Interesting paper. Nice to see things laid out ba, and examined in data. Seems like this would have a lot of important implications.

It seems like their basic framework (ironically) could be extended to include other things, like incentives (eg for apparent production of "ideas").

One thing about these models is that they don't necessarily get into why things start to be imitated. It seems like the ability to imitate would be related to the spread of the ideas? That is, even if there's a valid idea if the imitators can't or won't imitate it, it won't be imitated. I guess it speaks to whether ideas have value outside of the social milleu they are presented in at a particular point in time. This might seem self evident, but then you have to think about the diffusion dynamics being a property of ideas vs imitators.
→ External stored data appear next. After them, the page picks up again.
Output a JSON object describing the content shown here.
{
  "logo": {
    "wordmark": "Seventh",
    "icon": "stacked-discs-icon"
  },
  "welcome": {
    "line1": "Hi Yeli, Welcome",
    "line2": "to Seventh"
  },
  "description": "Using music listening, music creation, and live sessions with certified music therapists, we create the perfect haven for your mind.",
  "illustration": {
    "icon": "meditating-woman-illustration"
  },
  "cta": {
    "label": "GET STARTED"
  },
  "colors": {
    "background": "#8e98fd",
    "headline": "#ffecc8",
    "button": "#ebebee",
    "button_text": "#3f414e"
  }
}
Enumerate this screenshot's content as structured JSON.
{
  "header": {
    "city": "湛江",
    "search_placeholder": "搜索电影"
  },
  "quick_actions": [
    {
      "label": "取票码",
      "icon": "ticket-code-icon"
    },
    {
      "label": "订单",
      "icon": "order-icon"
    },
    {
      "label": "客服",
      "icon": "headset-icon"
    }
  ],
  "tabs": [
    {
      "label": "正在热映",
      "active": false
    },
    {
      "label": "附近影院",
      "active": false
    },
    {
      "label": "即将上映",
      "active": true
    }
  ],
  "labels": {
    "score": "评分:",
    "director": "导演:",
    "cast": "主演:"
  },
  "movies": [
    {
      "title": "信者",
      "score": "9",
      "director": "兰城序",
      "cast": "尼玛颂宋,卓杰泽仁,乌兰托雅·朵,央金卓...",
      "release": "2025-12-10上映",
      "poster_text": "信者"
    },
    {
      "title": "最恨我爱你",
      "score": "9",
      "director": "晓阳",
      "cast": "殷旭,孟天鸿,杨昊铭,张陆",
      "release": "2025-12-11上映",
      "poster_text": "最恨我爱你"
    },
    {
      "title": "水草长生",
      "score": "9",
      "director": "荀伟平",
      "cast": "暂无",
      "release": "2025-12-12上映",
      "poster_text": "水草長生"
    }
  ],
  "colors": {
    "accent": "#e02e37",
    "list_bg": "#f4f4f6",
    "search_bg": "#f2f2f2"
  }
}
The authors discuss this in terms of experts not being able to produce novel ideas fast enough, but how would your distinguish that from imitators not understanding how to imitate novel ideas?

humans are natural "copy-cats". this is how kids learn.

so why are ideas imitated? it's human nature.

and not only humans, other apes are known to do this "monkey see, monkey do"

there was an interesting experiment in that human children, as opposed to chimpanzees, would imitate the nonsensical aspects of behavior, making it as though chimpanzees are more 'rational' or more 'logical' than human kids.

it's a disappointing choice of words to say the expertise is getting diluted. it's not diluting, it's spreading, getting disseminated.

to say that it's diluting softly implies that it's getting lost, that we're running out of a specific 'innovation' when in fact, it's getting adopted, integrated into our regular lives. Of course it's initially imitated, this is part of how it's getting spread (copied). People will imitate it so to learn what the 'innovation' (as a noun) actually is.

But each person in this expertise is less expert. Today you can totally “cargo cult” being a software architect, which means recommending the solutions that everyone recommends, whereas earlier in computing you had to understand the entire lower layers and be an ace at everything before you’d recommend the same solutions.

The difference being that the architect today has problems reasoning about problems, and can’t advise much. They’d tell you what the cargo cult says.

This is a problem of mimicking/learning the cargo cult subject and missing the prerequisite lessons leading up to it. If expertise is defined as knowing the whole stack leading to the top-end subject and it's relationships, then yes it's a problem of incorrect growth and therefore the pool is widened and yet has less actual experts in it.

Jonathan Blow's 'collapse of civilization' talk goes into this quite a bit.

Okay, I'm not sure I grasp everything from this paper, but - maybe it's wishful thinking - it seems this is an argument against the idea that strong IP protection is NOT needed to foment innovation. That remix culture can give rise to innovation despite seemingly not incentivising it (through legal protection).
As the sample size approaches the population size, the average value of any trait in the sample approaches the average value of that trait in the population.

Much like Little's Law, this simple and retrospectively obvious observation has wide-ranging consequences. Any organization that aspires to eliteness is thus necessarily selective.